Plaintiff does not present any authority
that each separate recording is its own violation. As a result, the court finds
the statute of limitations began to run once Plaintiff discovered his phone
calls were being recorded. On the last recording between Plaintiff and Ms.
Marroquin, Ms. Marroquin states all their calls are recorded and Plaintiff even
requested the recordings. (Greer Decl. Exh. 13, 10:16-20, 27:5-10.) Even
assuming each recording is its separate violation, this conversation occurred
on the last phone call – December 2019. Because Plaintiff discovered the
recordings at the latest in December 2019, the statute of limitations expired
December 2020. Plaintiff filed their invasion of privacy claim in 2022.

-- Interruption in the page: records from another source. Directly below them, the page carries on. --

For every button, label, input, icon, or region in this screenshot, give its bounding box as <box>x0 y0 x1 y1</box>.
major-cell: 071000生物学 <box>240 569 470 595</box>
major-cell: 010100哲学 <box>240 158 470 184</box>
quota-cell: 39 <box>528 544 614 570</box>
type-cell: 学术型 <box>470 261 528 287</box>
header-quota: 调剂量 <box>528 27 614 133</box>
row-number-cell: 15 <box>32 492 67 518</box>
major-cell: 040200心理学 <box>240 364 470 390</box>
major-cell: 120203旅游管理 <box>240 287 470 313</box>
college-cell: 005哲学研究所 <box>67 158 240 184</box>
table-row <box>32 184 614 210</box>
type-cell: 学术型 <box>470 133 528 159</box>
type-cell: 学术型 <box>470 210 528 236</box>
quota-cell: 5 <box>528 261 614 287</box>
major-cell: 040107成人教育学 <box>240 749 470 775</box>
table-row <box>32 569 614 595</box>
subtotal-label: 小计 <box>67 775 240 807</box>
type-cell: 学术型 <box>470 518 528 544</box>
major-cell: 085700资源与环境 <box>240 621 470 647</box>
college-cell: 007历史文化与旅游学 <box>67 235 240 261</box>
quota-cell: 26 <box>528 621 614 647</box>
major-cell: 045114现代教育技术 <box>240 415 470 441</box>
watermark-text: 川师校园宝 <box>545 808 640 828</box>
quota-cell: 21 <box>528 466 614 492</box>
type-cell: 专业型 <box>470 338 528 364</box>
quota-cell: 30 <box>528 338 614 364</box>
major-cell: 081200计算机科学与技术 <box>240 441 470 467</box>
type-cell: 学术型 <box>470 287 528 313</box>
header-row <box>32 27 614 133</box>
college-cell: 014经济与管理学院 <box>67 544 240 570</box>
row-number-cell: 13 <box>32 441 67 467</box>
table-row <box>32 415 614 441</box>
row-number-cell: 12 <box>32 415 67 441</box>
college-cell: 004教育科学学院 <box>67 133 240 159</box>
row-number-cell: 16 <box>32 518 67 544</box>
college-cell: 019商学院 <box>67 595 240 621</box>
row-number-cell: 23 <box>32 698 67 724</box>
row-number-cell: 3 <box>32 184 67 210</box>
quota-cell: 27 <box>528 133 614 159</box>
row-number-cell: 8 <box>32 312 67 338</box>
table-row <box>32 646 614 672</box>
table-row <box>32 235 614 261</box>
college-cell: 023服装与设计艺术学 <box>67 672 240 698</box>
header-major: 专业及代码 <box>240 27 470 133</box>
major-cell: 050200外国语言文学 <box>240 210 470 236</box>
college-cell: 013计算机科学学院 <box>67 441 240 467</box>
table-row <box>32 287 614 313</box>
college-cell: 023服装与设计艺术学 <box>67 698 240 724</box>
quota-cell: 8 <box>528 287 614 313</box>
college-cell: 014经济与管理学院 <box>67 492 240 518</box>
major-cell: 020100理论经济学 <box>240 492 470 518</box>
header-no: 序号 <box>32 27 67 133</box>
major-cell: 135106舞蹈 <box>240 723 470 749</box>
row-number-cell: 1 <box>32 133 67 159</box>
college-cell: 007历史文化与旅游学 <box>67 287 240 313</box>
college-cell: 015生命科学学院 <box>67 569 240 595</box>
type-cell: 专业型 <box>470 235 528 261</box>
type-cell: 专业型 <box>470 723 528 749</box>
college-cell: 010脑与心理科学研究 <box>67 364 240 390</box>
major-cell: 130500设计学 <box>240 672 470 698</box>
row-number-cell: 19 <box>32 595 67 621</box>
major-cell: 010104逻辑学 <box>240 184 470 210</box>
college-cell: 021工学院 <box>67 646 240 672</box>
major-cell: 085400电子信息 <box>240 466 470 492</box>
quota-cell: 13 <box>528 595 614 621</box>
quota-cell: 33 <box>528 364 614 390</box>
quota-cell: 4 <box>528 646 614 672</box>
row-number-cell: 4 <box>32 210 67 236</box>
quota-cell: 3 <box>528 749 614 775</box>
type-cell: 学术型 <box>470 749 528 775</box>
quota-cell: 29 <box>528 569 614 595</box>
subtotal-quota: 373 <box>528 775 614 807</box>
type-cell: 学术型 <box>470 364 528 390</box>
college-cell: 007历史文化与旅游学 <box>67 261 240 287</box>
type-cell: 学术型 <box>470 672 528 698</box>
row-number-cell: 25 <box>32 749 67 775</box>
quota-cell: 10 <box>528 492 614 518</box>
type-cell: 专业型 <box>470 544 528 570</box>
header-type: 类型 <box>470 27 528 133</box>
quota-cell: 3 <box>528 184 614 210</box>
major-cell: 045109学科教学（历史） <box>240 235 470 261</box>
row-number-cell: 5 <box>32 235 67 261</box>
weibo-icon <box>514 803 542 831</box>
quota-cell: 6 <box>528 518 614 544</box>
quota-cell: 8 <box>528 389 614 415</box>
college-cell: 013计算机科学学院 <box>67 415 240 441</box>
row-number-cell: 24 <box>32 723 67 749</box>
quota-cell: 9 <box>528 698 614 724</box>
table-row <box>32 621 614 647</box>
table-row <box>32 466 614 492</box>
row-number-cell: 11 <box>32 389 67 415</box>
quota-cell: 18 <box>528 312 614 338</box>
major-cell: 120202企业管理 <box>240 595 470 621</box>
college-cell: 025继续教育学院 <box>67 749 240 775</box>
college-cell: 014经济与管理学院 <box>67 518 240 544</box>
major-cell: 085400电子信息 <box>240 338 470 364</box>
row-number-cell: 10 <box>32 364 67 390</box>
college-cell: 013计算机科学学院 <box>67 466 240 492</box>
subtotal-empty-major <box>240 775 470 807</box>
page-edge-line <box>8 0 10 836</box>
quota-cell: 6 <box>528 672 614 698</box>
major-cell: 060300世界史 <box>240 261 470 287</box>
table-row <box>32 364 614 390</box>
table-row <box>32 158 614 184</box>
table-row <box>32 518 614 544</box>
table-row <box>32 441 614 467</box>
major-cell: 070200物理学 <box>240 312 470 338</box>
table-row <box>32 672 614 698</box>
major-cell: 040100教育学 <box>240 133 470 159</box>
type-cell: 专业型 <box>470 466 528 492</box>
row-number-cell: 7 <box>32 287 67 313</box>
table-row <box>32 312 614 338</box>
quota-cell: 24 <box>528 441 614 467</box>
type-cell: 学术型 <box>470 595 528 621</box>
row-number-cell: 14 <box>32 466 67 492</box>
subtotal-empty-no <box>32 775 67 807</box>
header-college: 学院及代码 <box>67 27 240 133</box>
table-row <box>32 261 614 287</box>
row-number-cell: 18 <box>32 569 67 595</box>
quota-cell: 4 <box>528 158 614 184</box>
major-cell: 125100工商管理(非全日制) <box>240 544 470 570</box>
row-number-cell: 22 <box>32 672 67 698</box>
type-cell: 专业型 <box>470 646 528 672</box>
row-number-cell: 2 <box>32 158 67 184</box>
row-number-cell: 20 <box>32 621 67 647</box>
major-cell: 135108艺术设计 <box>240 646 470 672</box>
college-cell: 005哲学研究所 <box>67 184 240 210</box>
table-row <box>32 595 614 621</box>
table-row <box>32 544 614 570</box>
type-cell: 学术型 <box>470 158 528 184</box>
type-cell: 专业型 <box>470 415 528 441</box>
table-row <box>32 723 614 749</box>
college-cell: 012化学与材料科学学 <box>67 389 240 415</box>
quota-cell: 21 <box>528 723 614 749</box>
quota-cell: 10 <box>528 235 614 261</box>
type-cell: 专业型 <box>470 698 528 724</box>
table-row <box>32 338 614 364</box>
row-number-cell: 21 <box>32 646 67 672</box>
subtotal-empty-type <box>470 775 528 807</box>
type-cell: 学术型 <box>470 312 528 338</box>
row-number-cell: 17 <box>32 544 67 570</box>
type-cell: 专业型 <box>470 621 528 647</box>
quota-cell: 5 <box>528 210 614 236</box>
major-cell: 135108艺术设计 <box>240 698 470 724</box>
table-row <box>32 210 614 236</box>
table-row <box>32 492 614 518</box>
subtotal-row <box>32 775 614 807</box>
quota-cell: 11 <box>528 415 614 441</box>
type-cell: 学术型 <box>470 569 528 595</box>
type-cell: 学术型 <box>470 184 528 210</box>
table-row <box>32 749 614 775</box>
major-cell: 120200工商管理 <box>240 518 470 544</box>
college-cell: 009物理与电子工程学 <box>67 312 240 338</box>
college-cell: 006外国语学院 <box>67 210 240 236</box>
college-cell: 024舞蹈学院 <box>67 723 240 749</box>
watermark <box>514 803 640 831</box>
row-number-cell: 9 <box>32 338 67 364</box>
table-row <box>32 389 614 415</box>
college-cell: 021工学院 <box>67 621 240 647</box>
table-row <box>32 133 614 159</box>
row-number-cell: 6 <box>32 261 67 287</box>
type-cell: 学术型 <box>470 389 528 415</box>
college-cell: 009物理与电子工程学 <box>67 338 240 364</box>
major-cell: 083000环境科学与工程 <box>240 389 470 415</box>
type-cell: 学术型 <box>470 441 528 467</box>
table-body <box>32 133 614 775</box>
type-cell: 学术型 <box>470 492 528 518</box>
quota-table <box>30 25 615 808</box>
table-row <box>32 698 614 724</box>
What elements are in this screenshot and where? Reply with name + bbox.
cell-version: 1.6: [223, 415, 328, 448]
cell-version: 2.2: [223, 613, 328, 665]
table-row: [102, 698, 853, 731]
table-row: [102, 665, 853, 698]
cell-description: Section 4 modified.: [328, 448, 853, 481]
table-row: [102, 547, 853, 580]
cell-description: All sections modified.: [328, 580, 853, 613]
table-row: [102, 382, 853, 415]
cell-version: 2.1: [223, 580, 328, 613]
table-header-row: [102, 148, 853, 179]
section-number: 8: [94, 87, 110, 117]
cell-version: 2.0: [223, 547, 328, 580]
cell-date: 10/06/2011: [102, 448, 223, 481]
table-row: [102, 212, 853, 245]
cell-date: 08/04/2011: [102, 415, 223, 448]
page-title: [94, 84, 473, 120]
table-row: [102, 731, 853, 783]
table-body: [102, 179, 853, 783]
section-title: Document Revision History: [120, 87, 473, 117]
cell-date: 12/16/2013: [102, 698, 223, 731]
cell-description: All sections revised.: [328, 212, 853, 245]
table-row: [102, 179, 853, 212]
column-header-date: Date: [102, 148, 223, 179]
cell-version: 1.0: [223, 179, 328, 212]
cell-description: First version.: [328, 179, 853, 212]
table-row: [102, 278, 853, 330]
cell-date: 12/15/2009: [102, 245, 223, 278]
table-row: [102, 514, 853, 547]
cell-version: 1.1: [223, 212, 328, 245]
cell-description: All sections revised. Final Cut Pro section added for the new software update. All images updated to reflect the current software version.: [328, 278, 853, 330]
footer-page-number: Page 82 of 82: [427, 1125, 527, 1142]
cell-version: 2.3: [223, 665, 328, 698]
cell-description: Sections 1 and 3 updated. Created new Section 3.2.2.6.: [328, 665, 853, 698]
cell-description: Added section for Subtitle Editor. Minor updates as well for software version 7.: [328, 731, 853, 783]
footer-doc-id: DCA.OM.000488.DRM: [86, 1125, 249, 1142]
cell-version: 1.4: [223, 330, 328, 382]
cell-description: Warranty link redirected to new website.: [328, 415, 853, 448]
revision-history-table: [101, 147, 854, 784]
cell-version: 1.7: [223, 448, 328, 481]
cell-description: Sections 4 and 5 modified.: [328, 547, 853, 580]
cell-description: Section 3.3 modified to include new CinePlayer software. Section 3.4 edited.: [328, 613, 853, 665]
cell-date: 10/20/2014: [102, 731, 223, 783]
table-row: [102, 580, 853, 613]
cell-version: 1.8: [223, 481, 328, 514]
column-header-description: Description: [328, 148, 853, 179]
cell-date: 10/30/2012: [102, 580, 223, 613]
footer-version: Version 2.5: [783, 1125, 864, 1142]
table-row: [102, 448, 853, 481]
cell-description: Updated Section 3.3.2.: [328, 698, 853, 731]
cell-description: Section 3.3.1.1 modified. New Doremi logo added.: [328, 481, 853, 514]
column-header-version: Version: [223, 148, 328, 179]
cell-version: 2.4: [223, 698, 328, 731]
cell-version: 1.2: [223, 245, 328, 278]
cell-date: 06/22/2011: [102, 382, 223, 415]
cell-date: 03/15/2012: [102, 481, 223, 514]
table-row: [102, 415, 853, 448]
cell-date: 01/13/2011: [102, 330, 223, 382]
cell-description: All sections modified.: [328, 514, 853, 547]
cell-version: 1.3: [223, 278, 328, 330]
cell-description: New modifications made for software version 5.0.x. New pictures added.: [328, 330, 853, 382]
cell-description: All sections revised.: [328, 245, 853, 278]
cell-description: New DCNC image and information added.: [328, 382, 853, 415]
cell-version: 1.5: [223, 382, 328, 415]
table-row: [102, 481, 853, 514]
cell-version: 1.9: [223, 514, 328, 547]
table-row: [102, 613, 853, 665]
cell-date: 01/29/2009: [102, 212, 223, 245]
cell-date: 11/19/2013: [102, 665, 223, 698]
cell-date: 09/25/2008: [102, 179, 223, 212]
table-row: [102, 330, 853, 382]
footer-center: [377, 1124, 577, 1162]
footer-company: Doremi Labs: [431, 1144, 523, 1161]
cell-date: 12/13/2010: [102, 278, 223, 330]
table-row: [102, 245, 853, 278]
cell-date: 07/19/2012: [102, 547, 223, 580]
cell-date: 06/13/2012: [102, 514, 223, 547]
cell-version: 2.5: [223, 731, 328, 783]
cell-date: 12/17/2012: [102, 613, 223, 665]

Based on the foregoing, Plaintiff has
not demonstrated a triable issue of material fact and Defendants’ motion for
summary adjudication on this claim is GRANTED.
Negligence
Defendants argue Plaintiff has no
evidence Defendants owed him any duty and the allegations of the fifth cause of
action are demonstrably false.
“[A]n insurance agent has an ‘obligation
to use reasonable care, diligence, and judgment in procuring the insurance
requested by an insured.’ [Citation.] The law is well established in California
that an agent's failure to deliver the agreed-upon coverage may constitute
actionable negligence and the proximate cause of an injury. [Citations.]”
(Butcher, supra, 77 Cal.App.4th at p. 1461, 92 Cal.Rptr.2d 521.) Moreover, the
insurer may be held vicariously liable for the negligence of the agent.” (R
& B Auto Center, Inc. v. Farmers Group, Inc. (2006) 140 Cal.App.4th
327, 337.)
Defendants contend Ms. Marroquin did not
“challenge” Ms. Webb’s coverage decision in any manner and the recorded phone
call between Ms. Marroquin and Ms. Webb show Ms. Marroquin told Ms. Webb that
she was happy that Mid-Century was covering the loss, as she had initially
heard from a local adjuster, that the damage to the windmill would have been
denied due to an exclusion in the policy for windstorm or hail. (UMF 29.) Moreover,
Plaintiff claims that Ms. Marroquin breached a duty owed to Plaintiff by
inadvertently disclosing material information to Mid-Century; however, there
cannot be a duty requiring an agent to conceal material information from his or
her principle.
In opposition, Plaintiff argues Ms.
Marroquin assumed a duty over Plaintiff when Ms. Marroquin represented to
Plaintiff that she will consult with an agent with a superior knowledge and
after doing so, assured Plaintiff that his claims was covered and filed his
claim. Plaintiff cites to Paper Savers, Inc. v. Nacsa (1996) 51
Cal.App.4th 1090 to support his contention Ms. Marroquin and therefore,
Defendants, can assume a special duty toward Plaintiff by misrepresenting the
policy terms.
However, the facts here differ from Papers
Savers, Inc. and the cases it relies on. In Plaintiff’s complaint,
Plaintiff contends Defendants breached their duty when Ms. Marroquin “negligently,
carelessly, recklessly, and/or unlawfully challenged Ms. Webb’s decision that
Plaintiff’s claim was covered.” (SAC ¶114.) None of the cases provide that the
agent breached their duty by informing the insurer the claims should not be
covered. Although Ms. Marroquin might have misrepresented the policy to
Plaintiff, upon discovering the claim was not covered, Ms. Marroquin informed
Plaintiff of such. (See Free v. Republic Ins. Co. (1992) 8 Cal.App.4th
1726, 1729 holding once an insurer or its agent elects to respond to an
insured's questions about coverage, a special duty arises which requires them
to use reasonable care to provide accurate information.) Based on the evidence
provided, Defendants and their agents swiftly informed Plaintiff his claim
would not be covered upon discovering the exclusion in his policy.
Based on the foregoing, Plaintiff has
not demonstrated a triable issue of material fact and Defendants’ motion for
summary adjudication on this claim is GRANTED.